Проснулся, вздрогнув. Открыл глаза. Мрачно выглядят бойницы на окнах. Саня читает растрёпанную книгу. Пацаны мерно дышат. Как в интернате… Только там потолок пересекали отсветы фар проезжающих по дороге машин, а здесь – тихая, сладкая на вкус от мужского пота и чуть скисшего запаха отсыревших берцев полутемь. И потрескивание рации…
Поднялся утром в нервозном состоянии. Чувствую, что мне страшно.
По школе всю ночь постреливали, то с одной стороны, то с другой. Наши посты молчат, затаясь, вроде как мы мирные люди.
А я боюсь…
Холодные ладони, и маета, и много без вкуса выкуренных сигарет, и нелепые раздумья, которые неотвязно крутятся в голове.
Так хочется жить. Почему так хочется жить?

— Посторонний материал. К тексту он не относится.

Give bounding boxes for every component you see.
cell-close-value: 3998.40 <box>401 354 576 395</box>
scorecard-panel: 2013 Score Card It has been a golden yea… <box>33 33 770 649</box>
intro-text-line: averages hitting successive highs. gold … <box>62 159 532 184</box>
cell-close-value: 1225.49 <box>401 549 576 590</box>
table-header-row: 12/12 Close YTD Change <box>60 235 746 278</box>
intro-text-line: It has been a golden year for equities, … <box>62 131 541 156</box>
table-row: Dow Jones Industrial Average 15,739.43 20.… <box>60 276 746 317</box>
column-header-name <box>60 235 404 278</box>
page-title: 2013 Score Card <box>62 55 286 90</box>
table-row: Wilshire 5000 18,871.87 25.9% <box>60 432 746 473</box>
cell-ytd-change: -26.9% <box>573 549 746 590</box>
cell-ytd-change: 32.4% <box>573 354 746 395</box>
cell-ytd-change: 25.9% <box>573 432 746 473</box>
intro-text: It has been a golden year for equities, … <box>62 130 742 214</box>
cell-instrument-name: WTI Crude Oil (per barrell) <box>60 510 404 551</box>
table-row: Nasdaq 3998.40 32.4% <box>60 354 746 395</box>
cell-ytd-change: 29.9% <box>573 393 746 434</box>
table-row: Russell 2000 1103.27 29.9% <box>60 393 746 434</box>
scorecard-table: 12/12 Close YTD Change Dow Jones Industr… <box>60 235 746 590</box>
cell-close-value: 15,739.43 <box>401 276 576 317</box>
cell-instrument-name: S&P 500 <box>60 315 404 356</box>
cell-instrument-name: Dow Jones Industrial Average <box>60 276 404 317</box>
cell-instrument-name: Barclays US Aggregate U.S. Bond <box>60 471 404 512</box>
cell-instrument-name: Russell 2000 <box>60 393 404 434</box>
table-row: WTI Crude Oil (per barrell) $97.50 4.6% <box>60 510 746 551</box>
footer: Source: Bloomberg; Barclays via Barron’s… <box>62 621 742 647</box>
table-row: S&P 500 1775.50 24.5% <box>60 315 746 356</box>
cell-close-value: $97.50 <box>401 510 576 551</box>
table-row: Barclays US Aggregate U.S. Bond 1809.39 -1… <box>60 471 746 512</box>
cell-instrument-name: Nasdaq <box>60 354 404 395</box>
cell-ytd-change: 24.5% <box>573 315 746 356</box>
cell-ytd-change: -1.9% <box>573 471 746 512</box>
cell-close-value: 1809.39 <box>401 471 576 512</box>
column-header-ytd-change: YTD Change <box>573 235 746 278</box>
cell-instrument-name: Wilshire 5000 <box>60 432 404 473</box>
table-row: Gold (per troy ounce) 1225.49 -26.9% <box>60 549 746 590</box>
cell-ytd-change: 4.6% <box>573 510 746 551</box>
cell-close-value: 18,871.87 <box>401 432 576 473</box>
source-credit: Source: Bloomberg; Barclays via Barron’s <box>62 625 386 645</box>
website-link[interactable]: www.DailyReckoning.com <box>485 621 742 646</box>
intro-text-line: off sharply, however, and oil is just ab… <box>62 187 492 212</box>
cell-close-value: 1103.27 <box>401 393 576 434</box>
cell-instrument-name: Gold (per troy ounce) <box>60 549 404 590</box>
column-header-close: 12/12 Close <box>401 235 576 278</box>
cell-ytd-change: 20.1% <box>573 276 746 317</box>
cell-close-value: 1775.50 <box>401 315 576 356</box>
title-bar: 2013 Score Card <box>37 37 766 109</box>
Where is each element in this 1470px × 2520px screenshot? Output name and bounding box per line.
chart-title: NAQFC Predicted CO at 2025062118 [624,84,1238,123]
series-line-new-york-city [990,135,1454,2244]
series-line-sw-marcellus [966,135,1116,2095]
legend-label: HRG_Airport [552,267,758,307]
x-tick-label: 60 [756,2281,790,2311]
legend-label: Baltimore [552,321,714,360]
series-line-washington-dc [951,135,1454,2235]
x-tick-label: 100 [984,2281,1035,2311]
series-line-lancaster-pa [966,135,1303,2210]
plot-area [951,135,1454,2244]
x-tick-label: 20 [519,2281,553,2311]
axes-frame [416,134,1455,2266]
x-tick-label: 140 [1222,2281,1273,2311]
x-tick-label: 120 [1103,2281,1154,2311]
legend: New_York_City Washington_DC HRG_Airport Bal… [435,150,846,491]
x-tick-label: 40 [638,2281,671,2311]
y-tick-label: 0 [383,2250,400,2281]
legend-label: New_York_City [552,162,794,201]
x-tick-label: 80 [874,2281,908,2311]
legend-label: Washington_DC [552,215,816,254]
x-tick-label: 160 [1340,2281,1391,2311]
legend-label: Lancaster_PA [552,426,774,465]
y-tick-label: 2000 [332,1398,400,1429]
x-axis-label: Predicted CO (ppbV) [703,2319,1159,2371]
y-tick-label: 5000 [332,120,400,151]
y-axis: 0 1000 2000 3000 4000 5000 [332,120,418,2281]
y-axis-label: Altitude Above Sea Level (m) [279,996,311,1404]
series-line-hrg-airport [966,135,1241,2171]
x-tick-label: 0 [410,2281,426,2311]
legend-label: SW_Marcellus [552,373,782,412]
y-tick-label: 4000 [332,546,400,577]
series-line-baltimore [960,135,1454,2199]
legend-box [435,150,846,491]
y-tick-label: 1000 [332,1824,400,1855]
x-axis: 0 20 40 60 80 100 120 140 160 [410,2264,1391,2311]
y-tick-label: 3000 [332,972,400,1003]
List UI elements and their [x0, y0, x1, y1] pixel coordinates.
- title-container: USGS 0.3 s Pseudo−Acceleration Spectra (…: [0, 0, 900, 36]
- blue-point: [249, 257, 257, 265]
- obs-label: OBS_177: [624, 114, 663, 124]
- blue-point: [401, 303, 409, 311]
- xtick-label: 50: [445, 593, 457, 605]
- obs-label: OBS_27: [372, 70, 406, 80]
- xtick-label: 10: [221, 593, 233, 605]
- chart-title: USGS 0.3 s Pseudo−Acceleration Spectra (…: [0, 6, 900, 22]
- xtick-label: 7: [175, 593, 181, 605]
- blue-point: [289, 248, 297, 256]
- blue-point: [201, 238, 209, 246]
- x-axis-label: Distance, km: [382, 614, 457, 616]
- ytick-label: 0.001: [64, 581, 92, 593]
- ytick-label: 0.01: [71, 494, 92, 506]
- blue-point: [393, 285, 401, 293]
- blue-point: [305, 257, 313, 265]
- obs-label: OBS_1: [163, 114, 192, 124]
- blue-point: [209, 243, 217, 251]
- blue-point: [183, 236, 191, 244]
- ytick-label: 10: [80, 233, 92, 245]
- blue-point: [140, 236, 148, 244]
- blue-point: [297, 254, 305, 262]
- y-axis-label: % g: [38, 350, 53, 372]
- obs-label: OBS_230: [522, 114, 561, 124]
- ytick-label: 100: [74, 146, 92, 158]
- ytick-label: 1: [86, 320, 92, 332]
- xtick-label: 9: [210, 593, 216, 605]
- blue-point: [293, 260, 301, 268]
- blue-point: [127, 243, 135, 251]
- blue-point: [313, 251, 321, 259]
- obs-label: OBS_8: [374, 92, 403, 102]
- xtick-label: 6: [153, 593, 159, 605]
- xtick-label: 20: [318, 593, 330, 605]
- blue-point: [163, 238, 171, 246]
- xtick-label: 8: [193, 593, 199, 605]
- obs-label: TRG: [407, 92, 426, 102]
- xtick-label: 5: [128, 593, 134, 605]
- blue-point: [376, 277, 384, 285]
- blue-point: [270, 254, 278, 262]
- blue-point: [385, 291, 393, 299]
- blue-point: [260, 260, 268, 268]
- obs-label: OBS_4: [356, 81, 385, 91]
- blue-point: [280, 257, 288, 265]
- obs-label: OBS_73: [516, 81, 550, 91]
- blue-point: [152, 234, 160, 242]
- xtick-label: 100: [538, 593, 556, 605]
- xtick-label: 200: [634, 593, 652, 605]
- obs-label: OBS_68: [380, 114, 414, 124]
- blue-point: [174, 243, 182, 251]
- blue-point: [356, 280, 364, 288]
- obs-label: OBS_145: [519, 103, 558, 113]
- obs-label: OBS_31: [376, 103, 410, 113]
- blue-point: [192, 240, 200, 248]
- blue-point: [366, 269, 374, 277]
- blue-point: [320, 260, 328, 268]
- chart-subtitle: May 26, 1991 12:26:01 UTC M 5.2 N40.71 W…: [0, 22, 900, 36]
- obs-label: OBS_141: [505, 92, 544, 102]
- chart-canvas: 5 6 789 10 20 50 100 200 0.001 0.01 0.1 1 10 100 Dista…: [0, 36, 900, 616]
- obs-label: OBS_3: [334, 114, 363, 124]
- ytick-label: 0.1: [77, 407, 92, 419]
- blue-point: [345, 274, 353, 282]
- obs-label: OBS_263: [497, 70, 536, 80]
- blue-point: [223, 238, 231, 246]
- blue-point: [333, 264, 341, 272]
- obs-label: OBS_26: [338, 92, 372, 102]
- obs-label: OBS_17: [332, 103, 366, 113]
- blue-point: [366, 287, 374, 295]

Почему так же не хочется жить в обычные дни, в мирные? Потому что никто не ограничивает во времени? Живи – не хочу…
Вопросы простые, ответы простые, чувства простые до тошноты. Люди так давно ходят по земле, вряд ли они способны испытать что-то новое. Даже конец света ничего нового не даст…
Амалиев подрядился отрядным писарем, я смотрю ему через плечо, как он заполняет какую-то ведомость, аккуратно вписывая наши фамилии, и, сам от себя неприязненно содрогаясь, прикидываю: “Допустим, убьют каждого третьего, – и прыгаю глазами по списку бойцов: Амалиев, Астахов, Жариков… – Блин, Гришу убьют! – на секунду огорчаюсь и спешу дальше. – Раз, два, три… И Женю Кизякова убьют!..Раз, два три… Скворцов, Суханов… Ташевский. Я – третий”, – заключаю про себя таким тоном, каким мой врач сообщил бы мне, что у меня рак мозга. “Ладно, ерунда…” – отмахиваюсь сам от себя. “Чушь какая…” – ещё раз говорю себе, поёживаясь от внутрисердечного ознобчика, и сдерживаю желание дать подзатыльник корпящему над листком Амалиеву. У него светло-коричневый затылок в складочку и густые чёрные волосы. Он заполняет каждую ведомость по сорок минут, чтобы изобразить свою необыкновенную занятость. В перерывах между писарством он крутится на кухне, ежеминутно выслушивая ругань Плохиша.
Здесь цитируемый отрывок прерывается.